Compounding Interest

In the lesson on how to create a budget, I tried to emphasize the importance of paying yourself first. In this lesson, I want to go more in depth on that topic and show the power of starting a retirement fund as early as possible.

You might be thinking you are too young to worry about retirement. After all, that is still 30 or 40 years away, right? But that is exactly why you should be worrying about it now. By saving money now, you have a major advantage that you won’t have when you get into your 40’s, 50’s and beyond. That advantage is called compounding interest.

What is compounding interest?

As you know, when you deposit money into a savings account, the bank pays you interest on that money. The original amount you put in to the account is called the principle. With normal interest, the bank calculates the interest based on how much principle is in the account. So if you have $100 principle at 1% interest, you get $1 per year in interest. After 50 years you will have received $50 in interest, plus your principle, for a total of $150. Nothing to brag about there. But this is where compounding interest becomes powerful.
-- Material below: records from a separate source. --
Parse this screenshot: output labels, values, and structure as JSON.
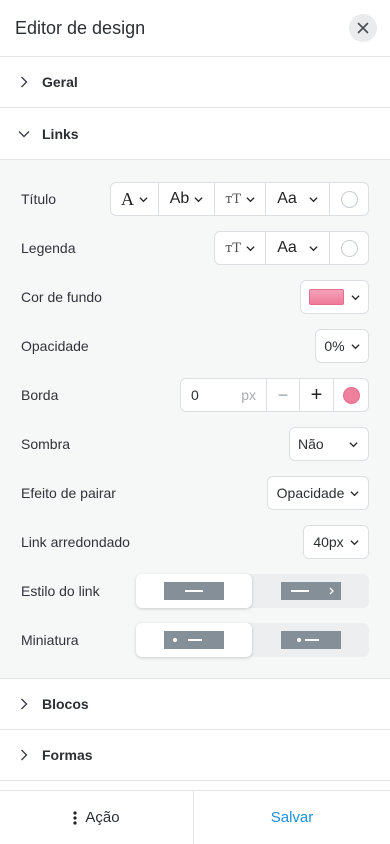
{
  "header": {
    "title": "Editor de design",
    "close_icon": "close-icon"
  },
  "sections": {
    "geral": "Geral",
    "links": "Links",
    "blocos": "Blocos",
    "formas": "Formas"
  },
  "links_panel": {
    "titulo": {
      "label": "Título",
      "font": "A",
      "style": "Ab",
      "size": "тT",
      "case": "Aa"
    },
    "legenda": {
      "label": "Legenda",
      "size": "тT",
      "case": "Aa"
    },
    "cor_de_fundo": {
      "label": "Cor de fundo",
      "color": "#f48aa6"
    },
    "opacidade": {
      "label": "Opacidade",
      "value": "0%"
    },
    "borda": {
      "label": "Borda",
      "value": "0",
      "unit": "px",
      "minus": "−",
      "plus": "+",
      "color": "#ef7f9d"
    },
    "sombra": {
      "label": "Sombra",
      "value": "Não"
    },
    "efeito": {
      "label": "Efeito de pairar",
      "value": "Opacidade"
    },
    "arredondado": {
      "label": "Link arredondado",
      "value": "40px"
    },
    "estilo": {
      "label": "Estilo do link",
      "selected": 0
    },
    "miniatura": {
      "label": "Miniatura",
      "selected": 0
    }
  },
  "footer": {
    "action": "Ação",
    "save": "Salvar"
  },
  "colors": {
    "accent": "#1c8fe0",
    "swatch_bg": "#f48aa6",
    "border_color": "#ef7f9d",
    "preview": "#858f97"
  }
}
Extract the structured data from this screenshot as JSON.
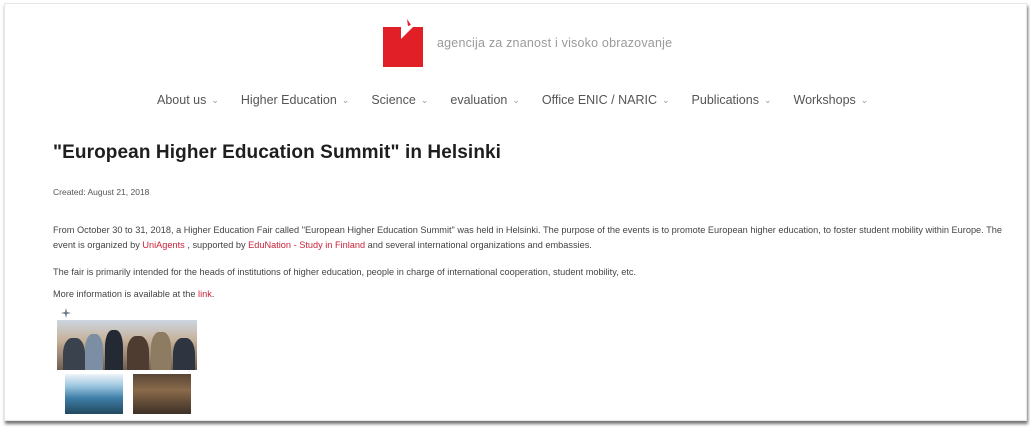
{
  "header": {
    "brand": "agencija za znanost i visoko obrazovanje",
    "logo_icon": "agency-logo-icon",
    "accent": "#e01f26"
  },
  "nav": {
    "items": [
      {
        "label": "About us"
      },
      {
        "label": "Higher Education"
      },
      {
        "label": "Science"
      },
      {
        "label": "evaluation"
      },
      {
        "label": "Office ENIC / NARIC"
      },
      {
        "label": "Publications"
      },
      {
        "label": "Workshops"
      }
    ],
    "chevron": "⌄"
  },
  "article": {
    "title": "\"European Higher Education Summit\" in Helsinki",
    "created": "Created: August 21, 2018",
    "p1_before": "From October 30 to 31, 2018, a Higher Education Fair called \"European Higher Education Summit\" was held in Helsinki. The purpose of the events is to promote European higher education, to foster student mobility within Europe. The event is organized by ",
    "link_uniagents": "UniAgents",
    "p1_mid": " , supported by ",
    "link_edunation": "EduNation - Study in Finland",
    "p1_after": " and several international organizations and embassies.",
    "p2": "The fair is primarily intended for the heads of institutions of higher education, people in charge of international cooperation, student mobility, etc.",
    "p3_before": "More information is available at the ",
    "link_more": "link",
    "p3_after": ".",
    "link_color": "#c8233a"
  }
}
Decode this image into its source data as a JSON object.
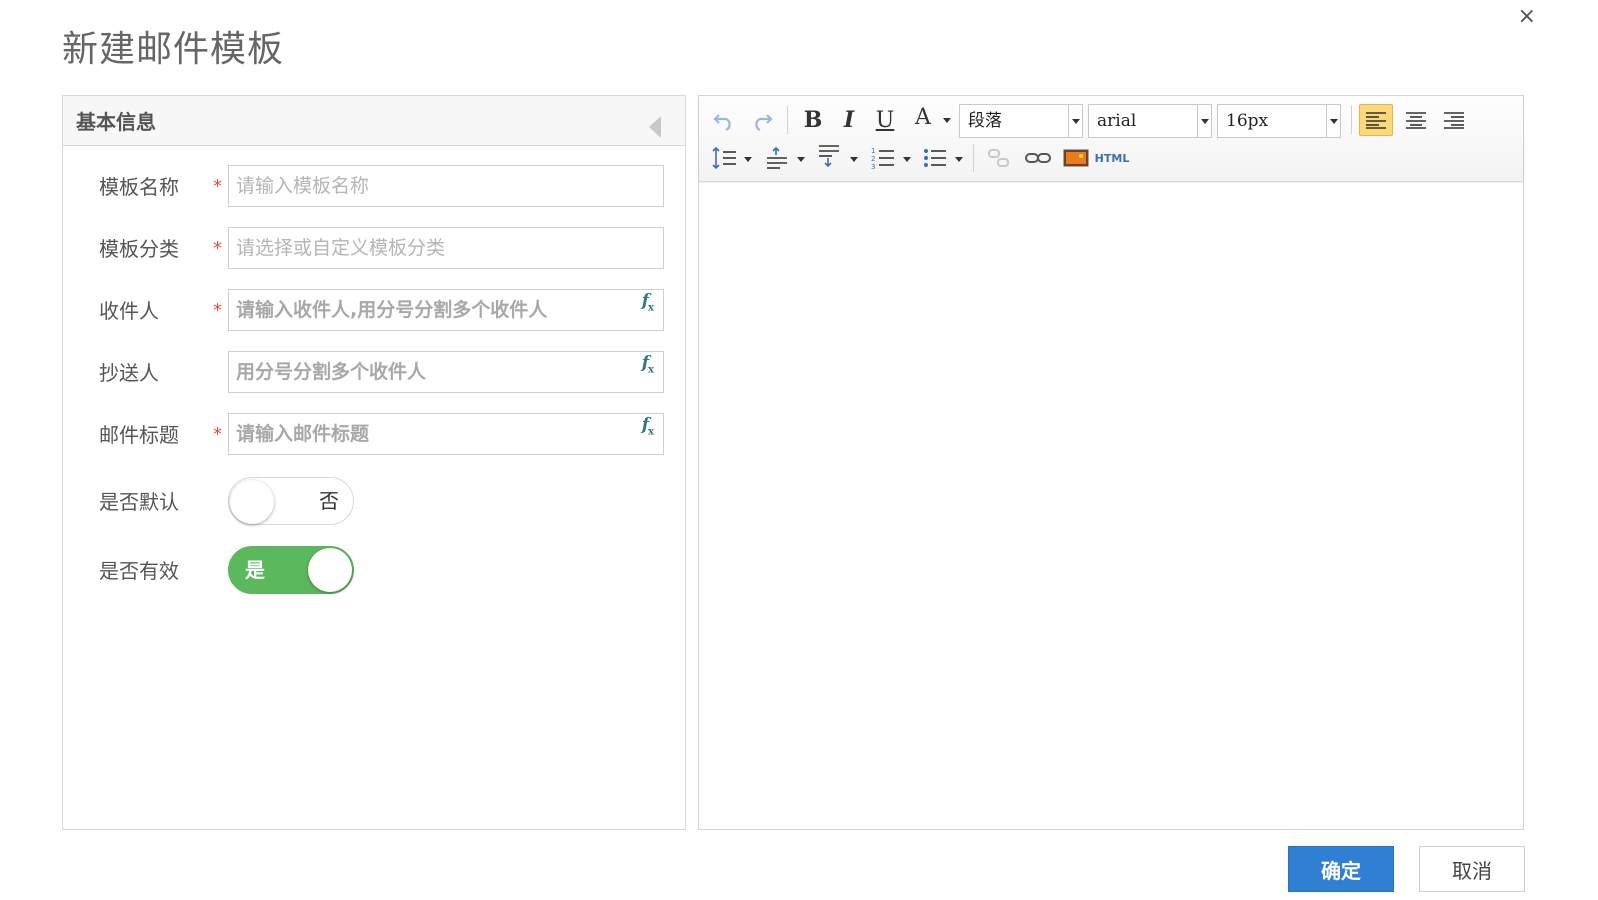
{
  "dialog": {
    "title": "新建邮件模板",
    "close_symbol": "×"
  },
  "left_panel": {
    "header": "基本信息",
    "fields": [
      {
        "label": "模板名称",
        "required": true,
        "placeholder": "请输入模板名称",
        "has_fx": false
      },
      {
        "label": "模板分类",
        "required": true,
        "placeholder": "请选择或自定义模板分类",
        "has_fx": false
      },
      {
        "label": "收件人",
        "required": true,
        "placeholder": "请输入收件人,用分号分割多个收件人",
        "has_fx": true
      },
      {
        "label": "抄送人",
        "required": false,
        "placeholder": "用分号分割多个收件人",
        "has_fx": true
      },
      {
        "label": "邮件标题",
        "required": true,
        "placeholder": "请输入邮件标题",
        "has_fx": true
      }
    ],
    "required_mark": "*",
    "toggles": [
      {
        "label": "是否默认",
        "state": "off",
        "text": "否"
      },
      {
        "label": "是否有效",
        "state": "on",
        "text": "是"
      }
    ]
  },
  "editor": {
    "toolbar": {
      "paragraph_select": "段落",
      "font_select": "arial",
      "size_select": "16px",
      "html_button": "HTML",
      "bold": "B",
      "italic": "I",
      "underline": "U",
      "font_color": "A"
    }
  },
  "footer": {
    "ok_label": "确定",
    "cancel_label": "取消"
  },
  "colors": {
    "primary": "#2f7fd3",
    "toggle_on": "#5cb85c",
    "required": "#e74c3c",
    "fx_icon": "#2e7d7a"
  }
}
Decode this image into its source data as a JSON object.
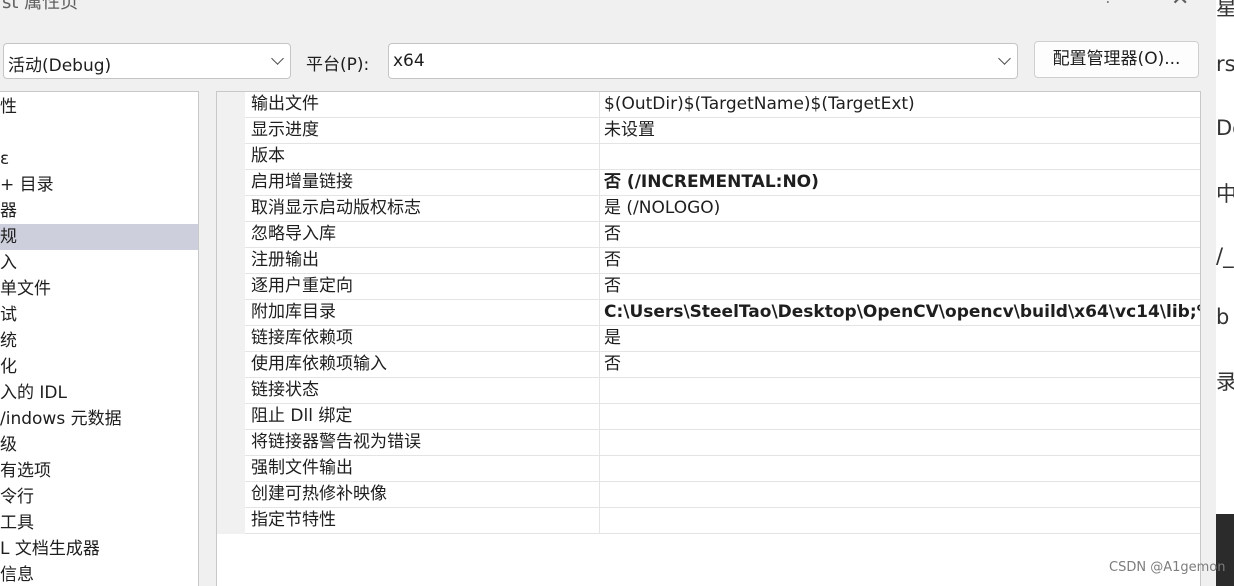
{
  "window": {
    "title": "st 属性页",
    "help_glyph": "?",
    "close_glyph": "✕"
  },
  "toolbar": {
    "config_value": "活动(Debug)",
    "platform_label": "平台(P):",
    "platform_value": "x64",
    "config_manager_label": "配置管理器(O)..."
  },
  "tree": {
    "items": [
      {
        "label": "性"
      },
      {
        "label": ""
      },
      {
        "label": "ε"
      },
      {
        "label": "+ 目录"
      },
      {
        "label": "器"
      },
      {
        "label": "规",
        "selected": true
      },
      {
        "label": "入"
      },
      {
        "label": "单文件"
      },
      {
        "label": "试"
      },
      {
        "label": "统"
      },
      {
        "label": "化"
      },
      {
        "label": "入的 IDL"
      },
      {
        "label": "/indows 元数据"
      },
      {
        "label": "级"
      },
      {
        "label": "有选项"
      },
      {
        "label": "令行"
      },
      {
        "label": "工具"
      },
      {
        "label": "L 文档生成器"
      },
      {
        "label": "信息"
      }
    ]
  },
  "properties": [
    {
      "name": "输出文件",
      "value": "$(OutDir)$(TargetName)$(TargetExt)",
      "bold": false
    },
    {
      "name": "显示进度",
      "value": "未设置",
      "bold": false
    },
    {
      "name": "版本",
      "value": "",
      "bold": false
    },
    {
      "name": "启用增量链接",
      "value": "否 (/INCREMENTAL:NO)",
      "bold": true
    },
    {
      "name": "取消显示启动版权标志",
      "value": "是 (/NOLOGO)",
      "bold": false
    },
    {
      "name": "忽略导入库",
      "value": "否",
      "bold": false
    },
    {
      "name": "注册输出",
      "value": "否",
      "bold": false
    },
    {
      "name": "逐用户重定向",
      "value": "否",
      "bold": false
    },
    {
      "name": "附加库目录",
      "value": "C:\\Users\\SteelTao\\Desktop\\OpenCV\\opencv\\build\\x64\\vc14\\lib;%(",
      "bold": true
    },
    {
      "name": "链接库依赖项",
      "value": "是",
      "bold": false
    },
    {
      "name": "使用库依赖项输入",
      "value": "否",
      "bold": false
    },
    {
      "name": "链接状态",
      "value": "",
      "bold": false
    },
    {
      "name": "阻止 Dll 绑定",
      "value": "",
      "bold": false
    },
    {
      "name": "将链接器警告视为错误",
      "value": "",
      "bold": false
    },
    {
      "name": "强制文件输出",
      "value": "",
      "bold": false
    },
    {
      "name": "创建可热修补映像",
      "value": "",
      "bold": false
    },
    {
      "name": "指定节特性",
      "value": "",
      "bold": false
    }
  ],
  "background_window": {
    "fragments": [
      "星",
      "rs",
      "De",
      "中",
      "/_",
      "b",
      "录"
    ]
  },
  "watermark": "CSDN @A1gemon"
}
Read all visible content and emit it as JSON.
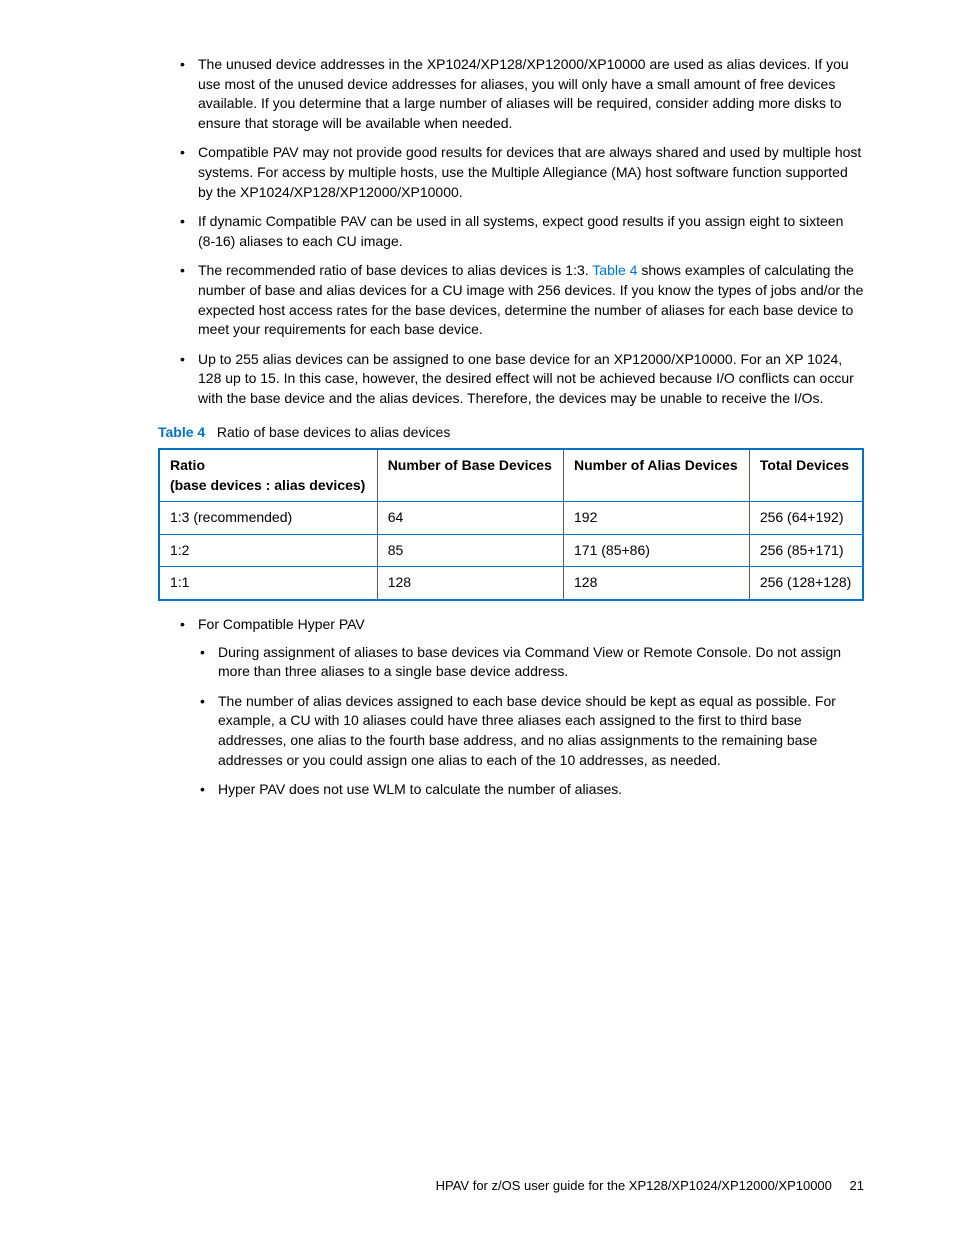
{
  "bullets_top": [
    "The unused device addresses in the XP1024/XP128/XP12000/XP10000 are used as alias devices. If you use most of the unused device addresses for aliases, you will only have a small amount of free devices available. If you determine that a large number of aliases will be required, consider adding more disks to ensure that storage will be available when needed.",
    "Compatible PAV may not provide good results for devices that are always shared and used by multiple host systems. For access by multiple hosts, use the Multiple Allegiance (MA) host software function supported by the XP1024/XP128/XP12000/XP10000.",
    "If dynamic Compatible PAV can be used in all systems, expect good results if you assign eight to sixteen (8-16) aliases to each CU image."
  ],
  "bullet_ratio_pre": "The recommended ratio of base devices to alias devices is 1:3. ",
  "bullet_ratio_link": "Table 4",
  "bullet_ratio_post": " shows examples of calculating the number of base and alias devices for a CU image with 256 devices. If you know the types of jobs and/or the expected host access rates for the base devices, determine the number of aliases for each base device to meet your requirements for each base device.",
  "bullet_255": "Up to 255 alias devices can be assigned to one base device for an XP12000/XP10000. For an XP 1024, 128 up to 15. In this case, however, the desired effect will not be achieved because I/O conflicts can occur with the base device and the alias devices. Therefore, the devices may be unable to receive the I/Os.",
  "table_caption_label": "Table 4",
  "table_caption_text": "Ratio of base devices to alias devices",
  "table": {
    "headers": {
      "ratio_line1": "Ratio",
      "ratio_line2": "(base devices : alias devices)",
      "base": "Number of Base Devices",
      "alias": "Number of Alias Devices",
      "total": "Total Devices"
    },
    "rows": [
      {
        "ratio": "1:3 (recommended)",
        "base": "64",
        "alias": "192",
        "total": "256 (64+192)"
      },
      {
        "ratio": "1:2",
        "base": "85",
        "alias": "171 (85+86)",
        "total": "256 (85+171)"
      },
      {
        "ratio": "1:1",
        "base": "128",
        "alias": "128",
        "total": "256 (128+128)"
      }
    ]
  },
  "hyper_title": "For Compatible Hyper PAV",
  "hyper_bullets": [
    "During assignment of aliases to base devices via Command View or Remote Console. Do not assign more than three aliases to a single base device address.",
    "The number of alias devices assigned to each base device should be kept as equal as possible. For example, a CU with 10 aliases could have three aliases each assigned to the first to third base addresses, one alias to the fourth base address, and no alias assignments to the remaining base addresses or you could assign one alias to each of the 10 addresses, as needed.",
    "Hyper PAV does not use WLM to calculate the number of aliases."
  ],
  "footer_text": "HPAV for z/OS user guide for the XP128/XP1024/XP12000/XP10000",
  "page_number": "21"
}
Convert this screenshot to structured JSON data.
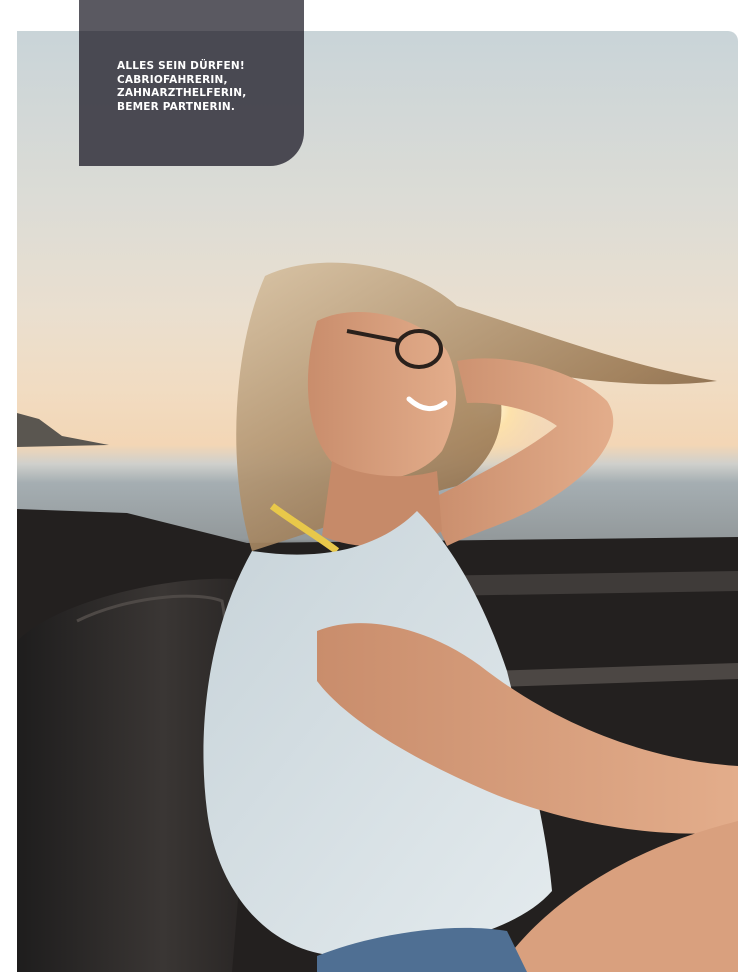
{
  "caption": {
    "lines": [
      "ALLES SEIN DÜRFEN!",
      "CABRIOFAHRERIN,",
      "ZAHNARZTHELFERIN,",
      "BEMER PARTNERIN."
    ]
  },
  "colors": {
    "caption_background": "#44434c",
    "caption_text": "#ffffff"
  }
}
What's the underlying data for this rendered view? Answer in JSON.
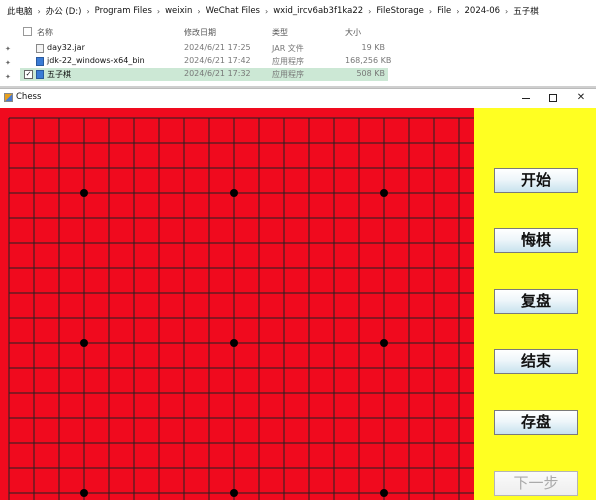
{
  "explorer": {
    "breadcrumb": [
      "此电脑",
      "办公 (D:)",
      "Program Files",
      "weixin",
      "WeChat Files",
      "wxid_ircv6ab3f1ka22",
      "FileStorage",
      "File",
      "2024-06",
      "五子棋"
    ],
    "columns": {
      "name": "名称",
      "date": "修改日期",
      "type": "类型",
      "size": "大小"
    },
    "files": [
      {
        "name": "day32.jar",
        "date": "2024/6/21 17:25",
        "type": "JAR 文件",
        "size": "19 KB",
        "selected": false
      },
      {
        "name": "jdk-22_windows-x64_bin",
        "date": "2024/6/21 17:42",
        "type": "应用程序",
        "size": "168,256 KB",
        "selected": false
      },
      {
        "name": "五子棋",
        "date": "2024/6/21 17:32",
        "type": "应用程序",
        "size": "508 KB",
        "selected": true
      }
    ]
  },
  "window": {
    "title": "Chess",
    "close_glyph": "✕"
  },
  "board": {
    "background": "#f00a1e",
    "line_color": "#222222",
    "star_color": "#000000",
    "star_points": [
      [
        3,
        3
      ],
      [
        9,
        3
      ],
      [
        15,
        3
      ],
      [
        3,
        9
      ],
      [
        9,
        9
      ],
      [
        15,
        9
      ],
      [
        3,
        15
      ],
      [
        9,
        15
      ],
      [
        15,
        15
      ]
    ]
  },
  "panel": {
    "background": "#ffff22",
    "buttons": [
      {
        "label": "开始",
        "enabled": true
      },
      {
        "label": "悔棋",
        "enabled": true
      },
      {
        "label": "复盘",
        "enabled": true
      },
      {
        "label": "结束",
        "enabled": true
      },
      {
        "label": "存盘",
        "enabled": true
      },
      {
        "label": "下一步",
        "enabled": false
      }
    ]
  }
}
Compounding interest means that the bank pays interest not just on the principle, but on all of the interest already earned too. So using the example above, we would start with $100 at 1% interest, and we would still get $1 the first year, and end up with $101. But this is where compounding interest is different. Now, we get interest on the full $101, so in year 2 we get $1.01. After 50 years, we would end up with $164, compared with only $150 if we used normal interest. This may not seem like much, but keep in mind that this is only on $100, at a measly 1% interest. Think about if we started with $1,000, or if we could get something like 10% interest.

As I write this, I am 24 years old. If I can save $5,000 by the time I am 30, then invest it at 10%, I will have $140,000 when I am 65.  But if I wait until age 35, I will only walk away with $87,000. That is a difference of $53,000 I lose just by waiting 5 years. This shows the power of starting a savings program as soon as possible.

Also, remember that this calculator assumes only a starting value. It does not account for money added over time. If you continuously add money over time, the result becomes even greater. So I strongly encourage you to go set up a savings account now, and set up automatic weekly or monthly transfers into the account. Even a small amount is better than nothing. Also, before you open the account, make sure it has compounding interest. Most do these days, but double check before signing anything.

In future lessons, we will talk about how to build your wealth and get those higher interest rates used in some of the examples above. But for now, a simple savings account is a great first step toward a comfortable retirement. The most important thing is to start today.


Even a low interest account can create great returns over time, but you need to start as soon as possible.

Putting more into savings over time can increase earnings even more.

Pay yourself before any other expenses. Make it automatic so you don’t even think about it.

When opening an account, make sure the interest is compounding interest.